– На Сенном, – коротко призналась я.
Есть ли хоть что-то, чего бы он не знал?
– На рынке? – удивился Милевский. – Невероятно.
– Что же здесь удивительного?
– Удивительно, что среди многотысячного города Клэр встретила именно тебя.
– Клэр? Вы знакомы? – почему-то шепотом спросила я.

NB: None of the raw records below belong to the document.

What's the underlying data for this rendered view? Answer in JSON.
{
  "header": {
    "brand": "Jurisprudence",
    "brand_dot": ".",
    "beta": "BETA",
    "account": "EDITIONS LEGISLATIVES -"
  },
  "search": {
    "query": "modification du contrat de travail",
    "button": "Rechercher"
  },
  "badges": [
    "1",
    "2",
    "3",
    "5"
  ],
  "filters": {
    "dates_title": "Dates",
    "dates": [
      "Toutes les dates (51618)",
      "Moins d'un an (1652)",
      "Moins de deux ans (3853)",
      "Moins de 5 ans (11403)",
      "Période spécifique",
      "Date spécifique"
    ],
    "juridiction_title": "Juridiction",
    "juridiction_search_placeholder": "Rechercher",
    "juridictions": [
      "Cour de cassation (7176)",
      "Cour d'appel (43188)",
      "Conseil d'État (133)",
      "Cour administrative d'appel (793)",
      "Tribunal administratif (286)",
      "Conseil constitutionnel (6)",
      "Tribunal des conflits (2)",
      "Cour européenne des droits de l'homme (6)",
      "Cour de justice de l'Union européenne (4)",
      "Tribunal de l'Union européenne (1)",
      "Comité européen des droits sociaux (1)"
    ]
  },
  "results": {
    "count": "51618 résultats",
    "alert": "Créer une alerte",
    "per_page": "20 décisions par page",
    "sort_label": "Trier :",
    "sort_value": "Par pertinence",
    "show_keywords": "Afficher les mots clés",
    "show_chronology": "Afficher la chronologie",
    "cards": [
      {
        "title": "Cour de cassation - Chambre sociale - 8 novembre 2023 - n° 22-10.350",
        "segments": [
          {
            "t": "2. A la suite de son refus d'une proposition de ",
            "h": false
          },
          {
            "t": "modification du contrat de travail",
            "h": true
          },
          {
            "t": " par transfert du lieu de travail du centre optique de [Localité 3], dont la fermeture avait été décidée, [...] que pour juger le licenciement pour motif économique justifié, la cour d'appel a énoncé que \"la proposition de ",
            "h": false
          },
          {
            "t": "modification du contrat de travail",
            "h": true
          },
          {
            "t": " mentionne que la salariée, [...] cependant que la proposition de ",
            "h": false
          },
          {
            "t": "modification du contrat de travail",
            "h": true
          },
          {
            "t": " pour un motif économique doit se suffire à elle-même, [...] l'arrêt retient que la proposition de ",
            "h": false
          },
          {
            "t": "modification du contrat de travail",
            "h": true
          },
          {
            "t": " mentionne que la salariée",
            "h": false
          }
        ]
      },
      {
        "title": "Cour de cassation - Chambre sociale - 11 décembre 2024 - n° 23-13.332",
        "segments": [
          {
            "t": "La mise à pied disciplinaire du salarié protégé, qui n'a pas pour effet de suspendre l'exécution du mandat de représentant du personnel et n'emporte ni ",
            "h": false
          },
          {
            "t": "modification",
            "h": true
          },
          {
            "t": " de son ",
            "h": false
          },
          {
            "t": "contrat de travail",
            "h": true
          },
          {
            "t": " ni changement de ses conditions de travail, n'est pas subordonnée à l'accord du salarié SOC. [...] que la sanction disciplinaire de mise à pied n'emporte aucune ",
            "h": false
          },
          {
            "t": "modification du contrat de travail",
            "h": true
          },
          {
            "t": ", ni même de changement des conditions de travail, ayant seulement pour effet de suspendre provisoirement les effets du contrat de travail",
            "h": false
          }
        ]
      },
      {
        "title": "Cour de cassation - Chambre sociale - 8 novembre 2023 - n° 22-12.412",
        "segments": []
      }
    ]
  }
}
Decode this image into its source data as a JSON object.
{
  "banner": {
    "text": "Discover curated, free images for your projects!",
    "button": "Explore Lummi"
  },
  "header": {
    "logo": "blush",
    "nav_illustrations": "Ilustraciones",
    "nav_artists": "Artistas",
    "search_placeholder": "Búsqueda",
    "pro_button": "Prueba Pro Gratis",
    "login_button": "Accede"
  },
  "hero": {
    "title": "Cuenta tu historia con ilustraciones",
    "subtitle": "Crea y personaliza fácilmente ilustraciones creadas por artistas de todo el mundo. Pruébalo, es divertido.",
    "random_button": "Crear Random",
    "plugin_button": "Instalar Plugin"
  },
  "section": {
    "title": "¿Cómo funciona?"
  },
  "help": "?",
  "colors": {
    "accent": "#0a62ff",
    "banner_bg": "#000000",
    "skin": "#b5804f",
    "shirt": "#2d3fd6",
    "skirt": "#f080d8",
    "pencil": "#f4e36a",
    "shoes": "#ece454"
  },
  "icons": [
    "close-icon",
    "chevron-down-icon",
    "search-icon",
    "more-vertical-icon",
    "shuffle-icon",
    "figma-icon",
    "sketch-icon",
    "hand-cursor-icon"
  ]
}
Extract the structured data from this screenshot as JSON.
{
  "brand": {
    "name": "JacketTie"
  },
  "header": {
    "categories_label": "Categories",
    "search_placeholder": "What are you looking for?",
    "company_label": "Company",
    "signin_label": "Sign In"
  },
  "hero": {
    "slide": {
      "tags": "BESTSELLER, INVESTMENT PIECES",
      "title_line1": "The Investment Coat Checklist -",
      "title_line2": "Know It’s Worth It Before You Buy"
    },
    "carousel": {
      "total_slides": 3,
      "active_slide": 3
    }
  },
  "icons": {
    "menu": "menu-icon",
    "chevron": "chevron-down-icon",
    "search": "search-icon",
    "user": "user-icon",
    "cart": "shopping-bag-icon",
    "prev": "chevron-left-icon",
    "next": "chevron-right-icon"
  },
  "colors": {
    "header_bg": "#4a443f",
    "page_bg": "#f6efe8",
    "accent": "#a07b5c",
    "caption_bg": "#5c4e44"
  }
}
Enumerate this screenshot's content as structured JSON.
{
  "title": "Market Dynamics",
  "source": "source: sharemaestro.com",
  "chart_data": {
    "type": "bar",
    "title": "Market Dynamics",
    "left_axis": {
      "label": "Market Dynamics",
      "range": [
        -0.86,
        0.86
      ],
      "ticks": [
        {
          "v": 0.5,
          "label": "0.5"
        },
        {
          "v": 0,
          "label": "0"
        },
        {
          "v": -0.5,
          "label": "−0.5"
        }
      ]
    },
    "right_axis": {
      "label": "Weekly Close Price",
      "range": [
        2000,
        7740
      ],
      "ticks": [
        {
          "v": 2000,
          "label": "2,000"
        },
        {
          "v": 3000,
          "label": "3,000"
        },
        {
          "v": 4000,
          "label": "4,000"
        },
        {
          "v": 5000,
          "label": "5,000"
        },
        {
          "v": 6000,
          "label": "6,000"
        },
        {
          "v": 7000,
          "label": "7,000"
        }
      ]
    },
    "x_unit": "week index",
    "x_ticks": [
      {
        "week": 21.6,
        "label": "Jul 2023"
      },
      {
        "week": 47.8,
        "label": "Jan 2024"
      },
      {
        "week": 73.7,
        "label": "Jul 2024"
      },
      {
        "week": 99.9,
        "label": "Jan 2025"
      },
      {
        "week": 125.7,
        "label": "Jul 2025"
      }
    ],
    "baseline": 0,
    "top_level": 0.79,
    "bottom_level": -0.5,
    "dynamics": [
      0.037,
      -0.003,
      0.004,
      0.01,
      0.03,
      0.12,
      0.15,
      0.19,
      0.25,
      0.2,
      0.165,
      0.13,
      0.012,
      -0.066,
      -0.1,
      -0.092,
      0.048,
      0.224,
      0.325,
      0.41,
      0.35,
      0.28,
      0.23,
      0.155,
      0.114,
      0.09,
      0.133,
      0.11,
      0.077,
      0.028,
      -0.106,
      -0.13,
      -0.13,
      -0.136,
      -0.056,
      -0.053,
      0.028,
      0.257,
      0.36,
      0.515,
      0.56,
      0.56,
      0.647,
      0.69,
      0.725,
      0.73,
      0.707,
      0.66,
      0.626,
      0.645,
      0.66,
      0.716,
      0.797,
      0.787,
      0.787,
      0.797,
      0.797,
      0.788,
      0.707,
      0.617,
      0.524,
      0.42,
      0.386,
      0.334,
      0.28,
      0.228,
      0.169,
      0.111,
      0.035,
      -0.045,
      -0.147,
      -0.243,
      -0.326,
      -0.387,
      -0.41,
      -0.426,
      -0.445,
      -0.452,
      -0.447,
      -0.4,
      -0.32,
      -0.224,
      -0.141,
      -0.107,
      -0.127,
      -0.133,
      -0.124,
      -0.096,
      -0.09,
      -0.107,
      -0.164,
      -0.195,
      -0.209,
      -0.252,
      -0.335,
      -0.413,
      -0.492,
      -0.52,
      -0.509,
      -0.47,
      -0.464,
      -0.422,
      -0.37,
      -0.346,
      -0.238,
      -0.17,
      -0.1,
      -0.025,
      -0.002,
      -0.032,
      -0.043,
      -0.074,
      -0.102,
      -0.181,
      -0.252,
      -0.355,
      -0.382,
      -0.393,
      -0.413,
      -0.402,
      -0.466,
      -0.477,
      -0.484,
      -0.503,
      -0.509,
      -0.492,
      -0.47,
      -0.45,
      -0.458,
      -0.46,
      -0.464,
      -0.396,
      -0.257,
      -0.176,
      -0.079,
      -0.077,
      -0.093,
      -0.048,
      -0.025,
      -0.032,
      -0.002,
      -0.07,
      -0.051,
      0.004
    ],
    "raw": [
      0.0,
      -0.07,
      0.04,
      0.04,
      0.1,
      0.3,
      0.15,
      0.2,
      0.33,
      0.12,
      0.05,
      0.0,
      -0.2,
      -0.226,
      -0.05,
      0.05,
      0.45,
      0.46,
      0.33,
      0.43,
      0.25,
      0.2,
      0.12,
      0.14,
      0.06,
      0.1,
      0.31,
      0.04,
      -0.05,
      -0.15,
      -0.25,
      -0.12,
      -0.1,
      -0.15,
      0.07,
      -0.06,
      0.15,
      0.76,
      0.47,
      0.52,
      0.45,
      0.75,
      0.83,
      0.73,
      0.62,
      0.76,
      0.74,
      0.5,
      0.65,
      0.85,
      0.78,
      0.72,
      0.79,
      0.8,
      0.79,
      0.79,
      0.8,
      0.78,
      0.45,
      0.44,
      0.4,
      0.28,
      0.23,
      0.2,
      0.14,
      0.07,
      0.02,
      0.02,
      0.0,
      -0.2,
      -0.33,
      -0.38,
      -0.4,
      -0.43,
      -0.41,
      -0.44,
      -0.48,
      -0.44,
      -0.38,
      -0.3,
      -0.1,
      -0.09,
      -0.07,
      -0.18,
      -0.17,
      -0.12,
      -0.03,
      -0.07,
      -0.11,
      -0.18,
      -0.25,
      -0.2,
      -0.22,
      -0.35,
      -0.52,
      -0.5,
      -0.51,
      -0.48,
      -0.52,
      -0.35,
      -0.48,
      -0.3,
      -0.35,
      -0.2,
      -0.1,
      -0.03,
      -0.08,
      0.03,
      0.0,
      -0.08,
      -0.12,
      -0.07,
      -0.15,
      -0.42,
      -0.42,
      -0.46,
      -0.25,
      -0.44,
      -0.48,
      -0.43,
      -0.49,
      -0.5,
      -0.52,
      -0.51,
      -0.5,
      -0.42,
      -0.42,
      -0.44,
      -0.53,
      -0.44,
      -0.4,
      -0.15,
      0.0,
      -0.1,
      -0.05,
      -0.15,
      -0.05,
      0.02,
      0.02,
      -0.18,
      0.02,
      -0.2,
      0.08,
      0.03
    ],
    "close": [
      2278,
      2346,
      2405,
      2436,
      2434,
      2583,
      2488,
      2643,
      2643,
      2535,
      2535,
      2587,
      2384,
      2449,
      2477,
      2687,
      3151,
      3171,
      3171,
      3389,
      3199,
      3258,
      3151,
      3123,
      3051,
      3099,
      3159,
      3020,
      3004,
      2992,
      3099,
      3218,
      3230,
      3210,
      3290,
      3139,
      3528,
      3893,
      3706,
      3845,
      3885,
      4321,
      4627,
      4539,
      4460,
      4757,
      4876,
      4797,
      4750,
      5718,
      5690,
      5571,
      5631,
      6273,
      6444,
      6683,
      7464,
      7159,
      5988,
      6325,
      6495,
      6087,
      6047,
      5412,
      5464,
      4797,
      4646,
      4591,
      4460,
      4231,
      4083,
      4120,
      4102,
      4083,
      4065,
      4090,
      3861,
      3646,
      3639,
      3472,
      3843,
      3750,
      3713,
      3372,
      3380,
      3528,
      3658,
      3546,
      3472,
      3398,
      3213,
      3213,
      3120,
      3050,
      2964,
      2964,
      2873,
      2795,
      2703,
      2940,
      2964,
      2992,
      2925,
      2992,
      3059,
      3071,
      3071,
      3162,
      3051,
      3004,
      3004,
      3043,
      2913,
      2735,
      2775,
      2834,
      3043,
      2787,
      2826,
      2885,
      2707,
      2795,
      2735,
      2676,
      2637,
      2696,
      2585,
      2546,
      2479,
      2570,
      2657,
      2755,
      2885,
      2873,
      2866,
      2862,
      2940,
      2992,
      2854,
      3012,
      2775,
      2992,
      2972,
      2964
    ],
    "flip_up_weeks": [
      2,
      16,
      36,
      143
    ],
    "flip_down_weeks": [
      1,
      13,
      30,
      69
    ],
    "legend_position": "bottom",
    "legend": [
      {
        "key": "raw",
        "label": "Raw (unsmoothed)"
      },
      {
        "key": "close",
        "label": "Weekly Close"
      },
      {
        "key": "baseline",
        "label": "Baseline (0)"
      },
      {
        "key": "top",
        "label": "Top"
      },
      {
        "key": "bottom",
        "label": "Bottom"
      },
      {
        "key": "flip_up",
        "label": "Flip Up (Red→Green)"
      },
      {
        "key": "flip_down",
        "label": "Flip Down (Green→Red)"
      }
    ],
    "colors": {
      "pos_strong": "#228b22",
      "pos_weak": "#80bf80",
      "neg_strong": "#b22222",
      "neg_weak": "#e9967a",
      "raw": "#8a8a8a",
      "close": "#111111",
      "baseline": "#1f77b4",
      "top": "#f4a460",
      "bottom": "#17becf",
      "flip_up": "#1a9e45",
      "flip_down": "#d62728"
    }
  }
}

Милевский растянул губы в улыбке:
– Ревнуешь?
– Нет.
Дорога свернула. В экипаж пробрался солнечный зайчик, спрятался в темных волосах князя, балуясь, на миг замер на высокой скуле, прямо под широкой бровью. Только Алексей будто не замечал его, и яркий свет не трогал потерявших всякую чувствительность глаз. Я коснулась длинных ресниц, ладонями закрывая его от солнца. Князь прикрыл веки.
– Ты дрожишь, – заметил он. – Весна коварна. Если единственный способ уберечь от простуды – это запереть тебя, я это сделаю.
Я опомнилась, забрала руки.
– Я тоскую, ангел мой, – тихо сказал Алексей.
Он потянулся ко мне, стало общим наше дыхание, я приставила указательный палец к его губам и, хмыкнув, шепнула:
– Это весна рождает твой сплин, мой князь.
Милевский беззвучно рассмеялся и, быстро поцеловав мою ладонь, вернулся на своё место. Я же вновь выглянула на улицу.
Может ли что-то красотою сравниться с родным краем? Тонкие березы, пышные вечнозеленые ели, осины и липы, клен и ясень. Набухли почки на тонких ветках, вот-вот спадет шелуха, нежные листья потянутся к свету, и проснется жизнь.
С обеих сторон дорогу провожали деревья, и солнце догоняло коляску, просачиваясь сквозь ветви. Пели птицы, где-то совсем рядом стучал клювом трудяга-дятел, трещали под копытами сухие ветки, Федор понукал лошадей. Глухо стучали копыта по мягкой земле.
Я увидела их у края дороги – белое поле первых лесных цветов.
– Федор, остановись! – громко выкрикнул князь. – Желаешь размять ноги? – улыбнулся он.
– Желаю, – я не стала лгать.
Милевский знал меня как никто другой.
Алексей вышел первым, подхватил меня на руки, помогая спрыгнуть на землю. Я поблагодарила его и подошла к ковру из подснежников. Присела, чувствуя, как касаются рук хрупкие, нежные лепестки. Погладила головку тонкого, как нить, цветка и закрыла глаза, прислушиваясь лесу: птицы пели на разные голоса.
Я почти дома. Усадьба Шуваловых всего-то в паре деревень в сторону Твери. Заколочены ставни, заперты двери, и зарос мамин сад. Теперь это владения князя.
Засвистел совсем рядом соловей.
– За тобой, – подсказал Алексей. – Надо же, какой смелый.
Я повернула голову – маленький серый комочек сидел нахохлившись почти у самой земли и самозабвенно рассказывал своей паре о чувствах. Неторопливая мелодия то замирала на высокой ноте, то опускалась ниже, и тогда в этой весенней песне любви появлялись щелкающие, словно бы рокочущие звуки.
Вздрогнула земля. Птица испуганно смолкла, и всхрапнули лошади. Небольшой конный отряд догнал наш экипаж.
– Merde!* – сквозь зубы выругался князь. – Как в воду глядел...
(* дерьмо)
Белая лошадь остановилась совсем рядом. Дмитрий спешился, тяжелые кожаные сапоги его громко ударились о землю. Я сорвала цветок и, поднявшись с колен, поклонилась царевичу.
– Bonjour, Alex, – поздоровался он с князем и, не дожидаясь ответа, встал напротив меня.
– Поднимите голову, mademoiselle! – приказал он. – Я хочу видеть ваши глаза.
Я послушалась, прямо встречая тяжелый взгляд.
– Какая приятная и неожиданная встреча, князь, – заявил Дмитрий, улыбаясь лишь мне.
Я видела царевича на портретах, царственный мальчик давно превратился в мужчину и носил усы, совсем как его отец. Но ни одна фотография не в силах была передать той смеси силы, безумия и боли, что таились в прозрачных глазах.
– Представь меня своей спутнице, – распорядился Дмитрий.
– Мария Михайловна, – холодно сказал Алексей. – Мой секретарь.
Солнце скрылось за тучами, поднялся ветер – зашумели кроны деревьев.